In Leap Year 1928, Harry Craddock of the Savoy Hotel in London introduced the Leap Year cocktail. The Savoy Hotel’s cocktail book, published in 1930, noted: “It is said to have been responsible for more proposals than any other cocktail ever mixed.”

Whether you’re in the market for a proposal or not … here’s how to make the 1928 Leap Year Cocktail:

2 oz gin

1/2 oz Grand Marnier

1/2 oz sweet vermouth

1/4 oz fresh lemon juice

Shake, strain, and garnish with a lemon twist.

 

12 thoughts on “Dickey Pearce Turns 45

  1. Thanks, as always, Blogess, for broadening my baseball knowledge, as the clock ticks down to Opening Day.
    One question that hadn’t occurred to me: how did baseball competitions, standings and, for that matter, the game itself, manage to continue during the Civil War?

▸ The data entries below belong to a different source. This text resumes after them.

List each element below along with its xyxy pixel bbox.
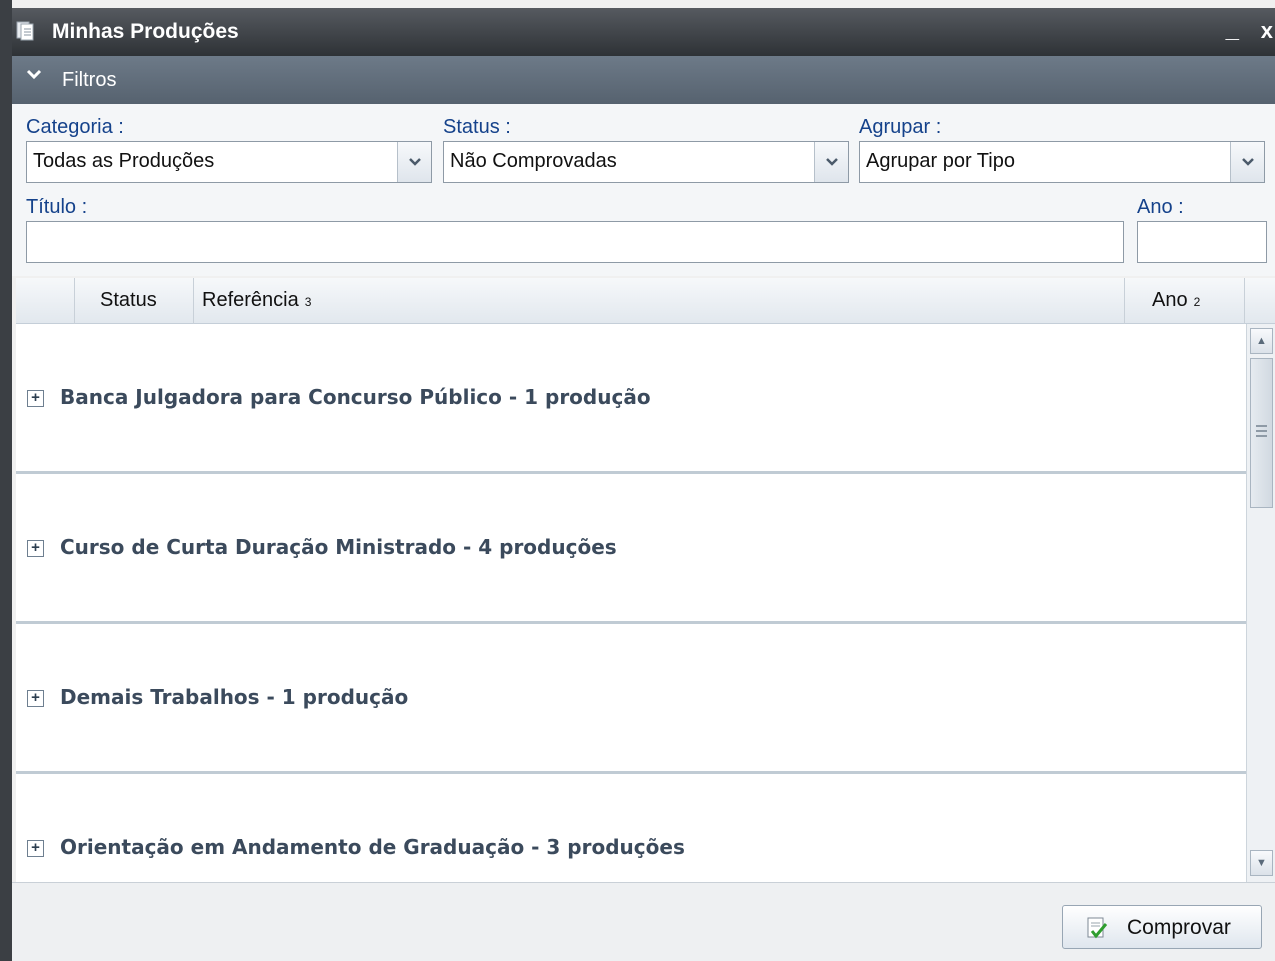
status-value: Não Comprovadas bbox=[450, 150, 617, 172]
grid-body: + Banca Julgadora para Concurso Público … bbox=[16, 324, 1246, 882]
column-header-ano[interactable]: Ano 2 bbox=[1125, 278, 1245, 324]
expand-plus-icon[interactable]: + bbox=[27, 690, 44, 707]
scroll-down-arrow-icon[interactable]: ▼ bbox=[1250, 850, 1273, 876]
agrupar-label: Agrupar : bbox=[859, 116, 942, 138]
ano-input[interactable] bbox=[1137, 221, 1267, 263]
categoria-label: Categoria : bbox=[26, 116, 124, 138]
group-row[interactable]: + Orientação em Andamento de Graduação -… bbox=[16, 774, 1246, 882]
window-left-edge bbox=[0, 0, 12, 961]
footer-toolbar: Comprovar bbox=[12, 882, 1275, 961]
group-row[interactable]: + Banca Julgadora para Concurso Público … bbox=[16, 324, 1246, 474]
titulo-label: Título : bbox=[26, 196, 88, 218]
grid-header: Status Referência 3 Ano 2 bbox=[16, 278, 1275, 324]
status-select[interactable]: Não Comprovadas bbox=[443, 141, 849, 183]
titulo-input[interactable] bbox=[26, 221, 1124, 263]
categoria-value: Todas as Produções bbox=[33, 150, 215, 172]
minimize-button[interactable]: _ bbox=[1226, 16, 1239, 44]
column-referencia-label: Referência bbox=[202, 289, 299, 311]
column-header-referencia[interactable]: Referência 3 bbox=[194, 278, 1125, 324]
ano-label: Ano : bbox=[1137, 196, 1184, 218]
expand-plus-icon[interactable]: + bbox=[27, 840, 44, 857]
scrollbar-thumb[interactable] bbox=[1250, 358, 1273, 508]
status-label: Status : bbox=[443, 116, 511, 138]
filtros-panel-header[interactable]: Filtros bbox=[12, 56, 1275, 104]
close-button[interactable]: x bbox=[1261, 18, 1273, 44]
sort-index-referencia: 3 bbox=[304, 295, 312, 309]
expand-plus-icon[interactable]: + bbox=[27, 390, 44, 407]
group-label: Banca Julgadora para Concurso Público - … bbox=[60, 385, 651, 409]
expand-plus-icon[interactable]: + bbox=[27, 540, 44, 557]
group-label: Orientação em Andamento de Graduação - 3… bbox=[60, 835, 685, 859]
categoria-select[interactable]: Todas as Produções bbox=[26, 141, 432, 183]
chevron-down-icon[interactable] bbox=[1230, 142, 1264, 182]
group-row[interactable]: + Demais Trabalhos - 1 produção bbox=[16, 624, 1246, 774]
filtros-label: Filtros bbox=[62, 69, 117, 91]
column-status-label: Status bbox=[100, 289, 157, 311]
chevron-down-icon[interactable] bbox=[397, 142, 431, 182]
agrupar-select[interactable]: Agrupar por Tipo bbox=[859, 141, 1265, 183]
window-title: Minhas Produções bbox=[52, 20, 239, 43]
comprovar-button[interactable]: Comprovar bbox=[1062, 905, 1262, 949]
column-ano-label: Ano bbox=[1152, 289, 1188, 311]
grip-icon bbox=[1256, 425, 1267, 437]
comprovar-label: Comprovar bbox=[1127, 916, 1231, 939]
chevron-down-icon[interactable] bbox=[26, 66, 42, 87]
column-header-status[interactable]: Status bbox=[75, 278, 194, 324]
vertical-scrollbar[interactable]: ▲ ▼ bbox=[1246, 324, 1275, 882]
group-row[interactable]: + Curso de Curta Duração Ministrado - 4 … bbox=[16, 474, 1246, 624]
agrupar-value: Agrupar por Tipo bbox=[866, 150, 1015, 172]
group-label: Curso de Curta Duração Ministrado - 4 pr… bbox=[60, 535, 617, 559]
chevron-down-icon[interactable] bbox=[814, 142, 848, 182]
title-bar[interactable]: Minhas Produções _ x bbox=[12, 8, 1275, 56]
scroll-up-arrow-icon[interactable]: ▲ bbox=[1250, 328, 1273, 354]
column-header-expander[interactable] bbox=[16, 278, 75, 324]
filter-form: Categoria : Todas as Produções Status : … bbox=[12, 104, 1275, 276]
minhas-producoes-window: Minhas Produções _ x Filtros Categoria :… bbox=[0, 0, 1275, 961]
group-label: Demais Trabalhos - 1 produção bbox=[60, 685, 409, 709]
sort-index-ano: 2 bbox=[1193, 295, 1201, 309]
documents-icon bbox=[16, 21, 34, 41]
document-check-icon bbox=[1087, 917, 1108, 939]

Assuming there were teams in the Southern states, was play just suspended for the duration? I’m something of a Civil War buff, and I can’t imagine that the game could have just carried on, in the destruction and chaos, especially of the later years. I think I’ll poke around and see if I can find more information about this. I’m sure somebody has addressed it. Thanks, again. -J.

  2. My sister celebrates her 18th birthday today. Though mom went to the hospital in labor with me on the 29th I waited until the next day to make an appearance. It might have been fun to share a birthday. Great to learn how the bunt was invented. Like you I think it’s a wonderful play to see. Looking forward to what you come up with four years from now

  3. Cheers. Fast pitch is not Fast pitch without the bunt. Thank you, Dickey Pearce. PS: Rod Carew was the best bunter in the game.